United States v. Hackler

PERLAK, Judge

(concurring in the result):

In my view, this specification does, by necessary implication, provide notice of the terminal element. I can conceive of no more apparent affront to good order and discipline than a deliberate breaking of the discipline-enforcing restriction order of a military commander. I would end the analysis there, upon a finding of no error, and affirm this guilty finding under Article 134.

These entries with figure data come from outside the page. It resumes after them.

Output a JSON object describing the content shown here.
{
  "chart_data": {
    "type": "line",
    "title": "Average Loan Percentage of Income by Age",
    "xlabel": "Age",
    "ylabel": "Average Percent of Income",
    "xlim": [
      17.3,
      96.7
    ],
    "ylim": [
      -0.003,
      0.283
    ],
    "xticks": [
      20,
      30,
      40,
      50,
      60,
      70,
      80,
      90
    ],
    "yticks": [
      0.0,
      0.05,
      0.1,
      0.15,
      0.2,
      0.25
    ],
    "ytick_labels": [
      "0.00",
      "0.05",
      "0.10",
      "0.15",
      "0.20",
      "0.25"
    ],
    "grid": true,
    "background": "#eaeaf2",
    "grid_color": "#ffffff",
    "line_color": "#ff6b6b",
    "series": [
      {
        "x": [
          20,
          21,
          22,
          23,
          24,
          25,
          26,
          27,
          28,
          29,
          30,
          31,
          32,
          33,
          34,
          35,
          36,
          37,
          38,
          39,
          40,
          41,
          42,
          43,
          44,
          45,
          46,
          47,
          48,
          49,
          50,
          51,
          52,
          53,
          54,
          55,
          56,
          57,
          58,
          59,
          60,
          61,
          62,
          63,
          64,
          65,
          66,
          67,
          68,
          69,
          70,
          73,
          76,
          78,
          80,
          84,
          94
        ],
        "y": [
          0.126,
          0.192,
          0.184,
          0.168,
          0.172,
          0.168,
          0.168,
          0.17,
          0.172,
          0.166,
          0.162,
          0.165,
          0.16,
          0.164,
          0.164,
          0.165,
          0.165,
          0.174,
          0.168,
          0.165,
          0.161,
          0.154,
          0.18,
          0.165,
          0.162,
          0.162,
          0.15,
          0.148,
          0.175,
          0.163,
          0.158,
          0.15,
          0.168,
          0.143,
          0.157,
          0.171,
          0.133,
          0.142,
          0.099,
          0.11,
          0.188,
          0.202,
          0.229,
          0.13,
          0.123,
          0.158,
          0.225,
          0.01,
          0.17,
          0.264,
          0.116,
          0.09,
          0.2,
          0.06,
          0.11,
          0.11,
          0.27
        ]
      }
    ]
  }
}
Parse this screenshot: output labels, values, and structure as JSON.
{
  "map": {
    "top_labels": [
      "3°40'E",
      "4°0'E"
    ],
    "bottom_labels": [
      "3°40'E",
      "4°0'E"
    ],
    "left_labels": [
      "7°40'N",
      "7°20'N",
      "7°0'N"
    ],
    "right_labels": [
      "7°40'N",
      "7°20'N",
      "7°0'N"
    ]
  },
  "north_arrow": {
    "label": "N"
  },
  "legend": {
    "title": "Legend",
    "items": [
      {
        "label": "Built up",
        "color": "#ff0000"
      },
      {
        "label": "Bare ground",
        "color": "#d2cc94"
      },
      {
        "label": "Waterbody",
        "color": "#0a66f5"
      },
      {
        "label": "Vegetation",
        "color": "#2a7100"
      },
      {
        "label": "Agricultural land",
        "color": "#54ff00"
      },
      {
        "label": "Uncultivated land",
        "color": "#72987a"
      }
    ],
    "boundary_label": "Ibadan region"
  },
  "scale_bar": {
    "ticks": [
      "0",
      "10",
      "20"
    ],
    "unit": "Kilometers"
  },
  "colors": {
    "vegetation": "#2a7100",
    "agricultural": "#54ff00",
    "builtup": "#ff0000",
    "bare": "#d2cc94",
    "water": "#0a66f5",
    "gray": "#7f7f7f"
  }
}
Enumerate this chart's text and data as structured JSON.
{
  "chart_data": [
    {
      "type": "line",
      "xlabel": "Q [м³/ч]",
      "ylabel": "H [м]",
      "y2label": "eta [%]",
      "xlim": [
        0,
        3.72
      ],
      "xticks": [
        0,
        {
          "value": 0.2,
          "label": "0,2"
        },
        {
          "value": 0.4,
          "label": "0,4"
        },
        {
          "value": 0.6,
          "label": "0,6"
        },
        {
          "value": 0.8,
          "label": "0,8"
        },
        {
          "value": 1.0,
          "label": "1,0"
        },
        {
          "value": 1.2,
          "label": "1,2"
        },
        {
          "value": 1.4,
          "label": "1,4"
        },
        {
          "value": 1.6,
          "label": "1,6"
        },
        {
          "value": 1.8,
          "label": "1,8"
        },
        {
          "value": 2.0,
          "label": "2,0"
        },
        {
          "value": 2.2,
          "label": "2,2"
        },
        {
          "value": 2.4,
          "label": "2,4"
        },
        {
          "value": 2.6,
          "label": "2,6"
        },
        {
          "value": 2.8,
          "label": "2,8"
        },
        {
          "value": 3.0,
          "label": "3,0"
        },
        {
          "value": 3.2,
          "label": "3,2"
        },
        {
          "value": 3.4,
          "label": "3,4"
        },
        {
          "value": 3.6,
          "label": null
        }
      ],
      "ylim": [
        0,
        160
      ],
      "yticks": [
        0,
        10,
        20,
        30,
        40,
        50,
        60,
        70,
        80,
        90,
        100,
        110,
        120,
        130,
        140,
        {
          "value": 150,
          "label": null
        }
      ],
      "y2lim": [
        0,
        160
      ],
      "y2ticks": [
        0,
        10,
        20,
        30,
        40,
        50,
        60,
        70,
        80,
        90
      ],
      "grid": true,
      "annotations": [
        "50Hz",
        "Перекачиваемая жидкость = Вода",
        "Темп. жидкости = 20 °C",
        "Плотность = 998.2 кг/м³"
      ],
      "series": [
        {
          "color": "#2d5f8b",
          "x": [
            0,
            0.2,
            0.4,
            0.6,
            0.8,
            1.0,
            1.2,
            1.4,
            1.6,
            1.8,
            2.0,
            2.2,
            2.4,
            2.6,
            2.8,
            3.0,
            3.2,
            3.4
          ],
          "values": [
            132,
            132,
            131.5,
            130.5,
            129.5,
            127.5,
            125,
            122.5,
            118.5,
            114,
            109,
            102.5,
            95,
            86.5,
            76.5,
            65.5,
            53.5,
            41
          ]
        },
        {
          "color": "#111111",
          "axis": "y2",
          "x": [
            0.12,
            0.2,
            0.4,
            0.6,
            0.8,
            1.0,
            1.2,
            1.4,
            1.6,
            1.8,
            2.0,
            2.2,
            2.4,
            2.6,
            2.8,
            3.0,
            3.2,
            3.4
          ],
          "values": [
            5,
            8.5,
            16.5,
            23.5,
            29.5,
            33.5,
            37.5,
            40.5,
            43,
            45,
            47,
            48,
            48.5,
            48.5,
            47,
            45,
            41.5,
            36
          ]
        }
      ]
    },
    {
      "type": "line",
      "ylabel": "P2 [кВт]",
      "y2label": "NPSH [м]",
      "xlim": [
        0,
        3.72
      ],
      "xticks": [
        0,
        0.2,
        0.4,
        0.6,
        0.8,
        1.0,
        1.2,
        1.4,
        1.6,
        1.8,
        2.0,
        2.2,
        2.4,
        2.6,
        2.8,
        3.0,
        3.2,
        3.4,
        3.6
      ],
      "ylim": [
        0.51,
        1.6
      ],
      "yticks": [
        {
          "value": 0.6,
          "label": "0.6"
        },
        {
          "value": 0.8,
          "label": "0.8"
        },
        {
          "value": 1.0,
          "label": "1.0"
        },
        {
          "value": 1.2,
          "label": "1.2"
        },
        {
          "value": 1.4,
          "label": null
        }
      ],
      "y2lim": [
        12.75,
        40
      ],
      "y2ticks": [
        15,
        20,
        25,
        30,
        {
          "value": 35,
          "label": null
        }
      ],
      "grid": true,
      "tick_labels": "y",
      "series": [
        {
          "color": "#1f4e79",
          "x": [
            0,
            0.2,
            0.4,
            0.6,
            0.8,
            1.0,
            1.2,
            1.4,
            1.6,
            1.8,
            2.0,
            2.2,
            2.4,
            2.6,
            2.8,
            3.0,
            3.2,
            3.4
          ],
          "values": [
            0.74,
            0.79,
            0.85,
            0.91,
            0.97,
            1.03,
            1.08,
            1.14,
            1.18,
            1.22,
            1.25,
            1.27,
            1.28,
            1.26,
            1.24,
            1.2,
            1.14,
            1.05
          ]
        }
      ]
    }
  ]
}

The Court of Appeals for the Armed Forces’ ruling in United States v. Fosler, 70 M.J. 225 (C.A.A.F.2011), leaves me with the following reductive assessment. As a baseline, any specification brought under any punitive article which fails to state an offense is axiomatieally not a crime and therefore must be set aside. Specifications under Article 134, in particular, in which the terminal element is not explicitly pled, must be assessed to determine if the specification nonetheless states an offense by necessary implication of the terminal element. See RULE FOR COURTS-MARTIAL 307(c), MANUAL FOR COURTS-MARTIAL, UNITED *630STATES (2008 ed.). If the specification does not carry the necessary implication, then service courts of criminal appeals must review the procedural posture of the case. We look for any challenges made to the specification at the trial level to determine whether or not the specification may be affirmed. An appellant who contests the specification at trial and on appeal receives the narrow scrutiny of Fosler. An appellant who does not contest the specification at trial, approaches his appeal knowing that the analysis and holding in United States v. Watkins, 21 M.J. 208 (C.M.A.1986), awaits.

On the face of this specification, there is no error apparent which would beget the additional step of an analysis of the procedural posture or any determinations under Fosler or Watkins.

I concur in the ultimate conclusion of affirming the findings and sentence in this case.